DDR-III takes shape
Last week JEDEX brought the first info about draft specs of next-generation DDR-III SDRAM.
These very provisional DDR-III SDRAM features include 800 Mbps throughput with consequent increase to 1.5 Gbps. DDR-III power requirements will also be different, making 1.2V or 1.5V (against 1.8V of DDR-II and 2.5V of the current DDR). According to Infineon Technologies, typical capacity of the first DDR-III SDRAM chips will make 4 Gbit.
JEDEC will approve final DDR-III specs closer to the end of 2005 along with the first appearance of samples. DDR-III volume production is expected in 2007.
DDR-III is expected to feature short-loop through (SLT), the signaling technique, also used in some DDR-II devices to reduce noise at high frequencies. SLT eliminates "stubs" that branch off to carry the signal from the memory bus to each module in the system. The multiple data lines are vulnerable to greater noise at the very high frequencies of new-generation memory chips. SLT connects a series of controller drivers directly with each memory module to reduce noise and signal reflection.
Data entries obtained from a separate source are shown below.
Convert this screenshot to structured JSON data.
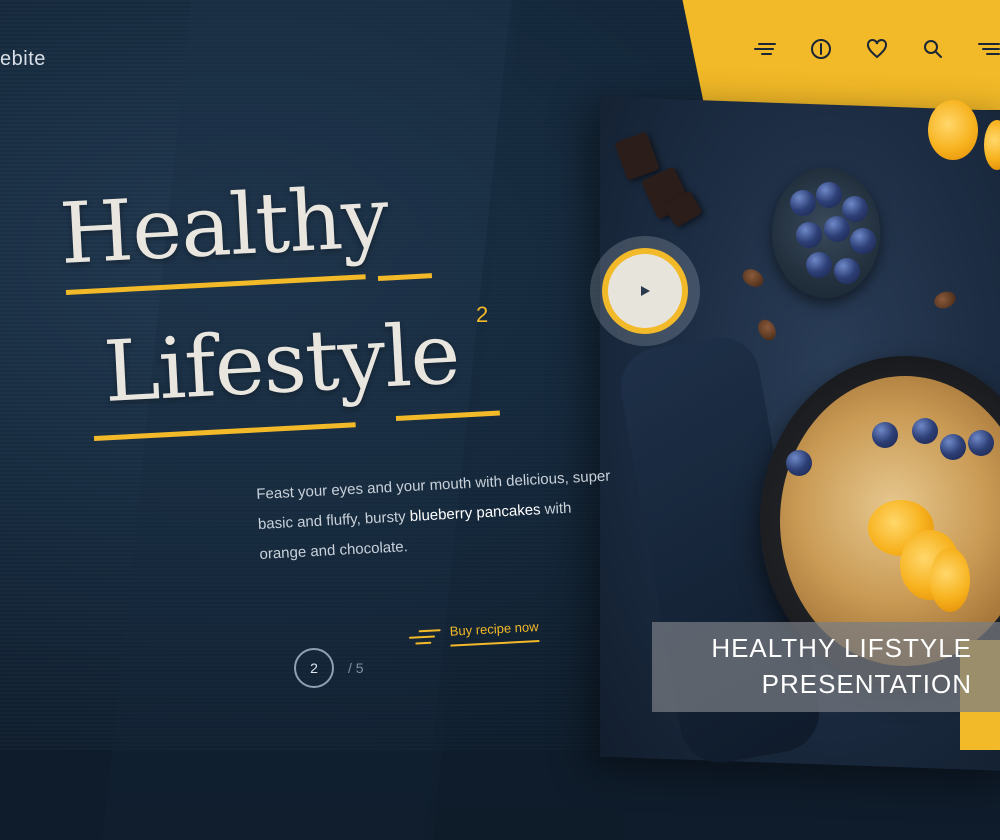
{
  "header": {
    "logo_text": "ebite",
    "nav_icons": [
      "menu-lines-icon",
      "coin-icon",
      "heart-icon",
      "search-icon",
      "hamburger-icon"
    ]
  },
  "hero": {
    "title_line1": "Healthy",
    "title_line2": "Lifestyle",
    "title_superscript": "2",
    "description_part1": "Feast your eyes and your mouth with delicious, super basic and fluffy, bursty ",
    "description_highlight": "blueberry pancakes",
    "description_part2": " with orange and chocolate."
  },
  "pagination": {
    "current": "2",
    "total": "/ 5"
  },
  "cta": {
    "buy_label": "Buy recipe now"
  },
  "overlay_caption": {
    "line1": "HEALTHY LIFSTYLE",
    "line2": "PRESENTATION"
  },
  "colors": {
    "accent": "#f2b928",
    "background": "#162a3e",
    "text": "#e9e6df"
  }
}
The technique is aimed at servers to enable the addition of eight DIMMs per channel, or four times more than with the basic DDR-II configuration. JEDEC sources at the conference said that SLT is similar to the technique used in Rambus Inc.´s RDRAM. They said that SLT is based on designs that go back to 1970 and aren´t included in Rambus´ patents.
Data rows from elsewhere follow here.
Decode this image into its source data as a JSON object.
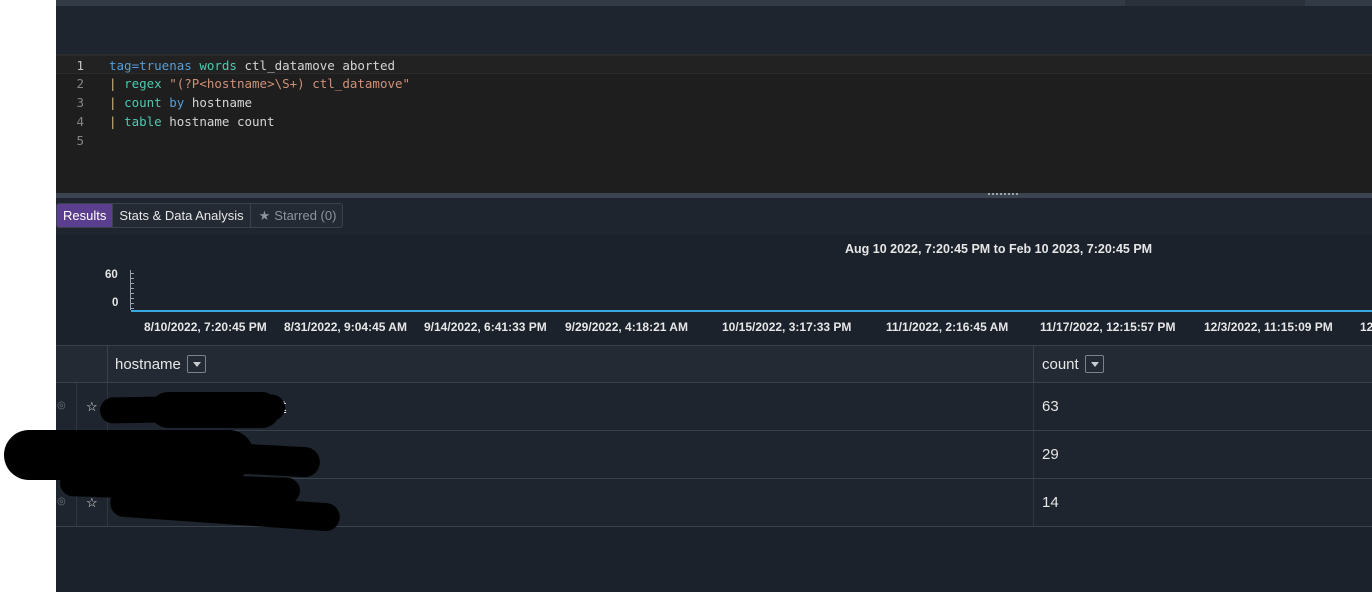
{
  "editor": {
    "lines": [
      {
        "num": "1",
        "parts": [
          {
            "t": "tag=truenas",
            "c": "tg"
          },
          {
            "t": " ",
            "c": ""
          },
          {
            "t": "words",
            "c": "kw"
          },
          {
            "t": " ctl_datamove aborted",
            "c": ""
          }
        ]
      },
      {
        "num": "2",
        "parts": [
          {
            "t": "| ",
            "c": "pipe"
          },
          {
            "t": "regex",
            "c": "kw"
          },
          {
            "t": " ",
            "c": ""
          },
          {
            "t": "\"(?P<hostname>\\S+) ctl_datamove\"",
            "c": "str"
          }
        ]
      },
      {
        "num": "3",
        "parts": [
          {
            "t": "| ",
            "c": "pipe"
          },
          {
            "t": "count",
            "c": "kw"
          },
          {
            "t": " ",
            "c": ""
          },
          {
            "t": "by",
            "c": "tg"
          },
          {
            "t": " hostname",
            "c": ""
          }
        ]
      },
      {
        "num": "4",
        "parts": [
          {
            "t": "| ",
            "c": "pipe"
          },
          {
            "t": "table",
            "c": "kw"
          },
          {
            "t": " hostname count",
            "c": ""
          }
        ]
      },
      {
        "num": "5",
        "parts": []
      }
    ]
  },
  "tabs": {
    "results": "Results",
    "stats": "Stats & Data Analysis",
    "starred": "Starred (0)",
    "starred_icon": "star-icon"
  },
  "chart": {
    "range_label": "Aug 10 2022, 7:20:45 PM to Feb 10 2023, 7:20:45 PM",
    "y_ticks": [
      "60",
      "0"
    ],
    "x_ticks": [
      "8/10/2022, 7:20:45 PM",
      "8/31/2022, 9:04:45 AM",
      "9/14/2022, 6:41:33 PM",
      "9/29/2022, 4:18:21 AM",
      "10/15/2022, 3:17:33 PM",
      "11/1/2022, 2:16:45 AM",
      "11/17/2022, 12:15:57 PM",
      "12/3/2022, 11:15:09 PM",
      "12"
    ],
    "line_color": "#3aa8e0"
  },
  "chart_data": {
    "type": "line",
    "title": "Aug 10 2022, 7:20:45 PM to Feb 10 2023, 7:20:45 PM",
    "xlabel": "",
    "ylabel": "",
    "categories": [
      "8/10/2022, 7:20:45 PM",
      "8/31/2022, 9:04:45 AM",
      "9/14/2022, 6:41:33 PM",
      "9/29/2022, 4:18:21 AM",
      "10/15/2022, 3:17:33 PM",
      "11/1/2022, 2:16:45 AM",
      "11/17/2022, 12:15:57 PM",
      "12/3/2022, 11:15:09 PM"
    ],
    "values": [
      0,
      0,
      0,
      0,
      0,
      0,
      0,
      0
    ],
    "ylim": [
      0,
      60
    ],
    "grid": false
  },
  "table": {
    "columns": [
      "hostname",
      "count"
    ],
    "rows": [
      {
        "hostname": "t",
        "count": "63"
      },
      {
        "hostname": "",
        "count": "29"
      },
      {
        "hostname": "",
        "count": "14"
      }
    ]
  }
}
JEDEC is also drafting an addendum to the DDR-II standard that would cover 2Gbit chips expected in 2005. DDR-II specs also has been amended to double the number of memory banks to eight for 1Gbit and higher-capacity chips. The increased number of banks reduces latency and boosts memory chip efficiency. All DDR-II memory modules will use new BGA packaging because of its smaller form factor.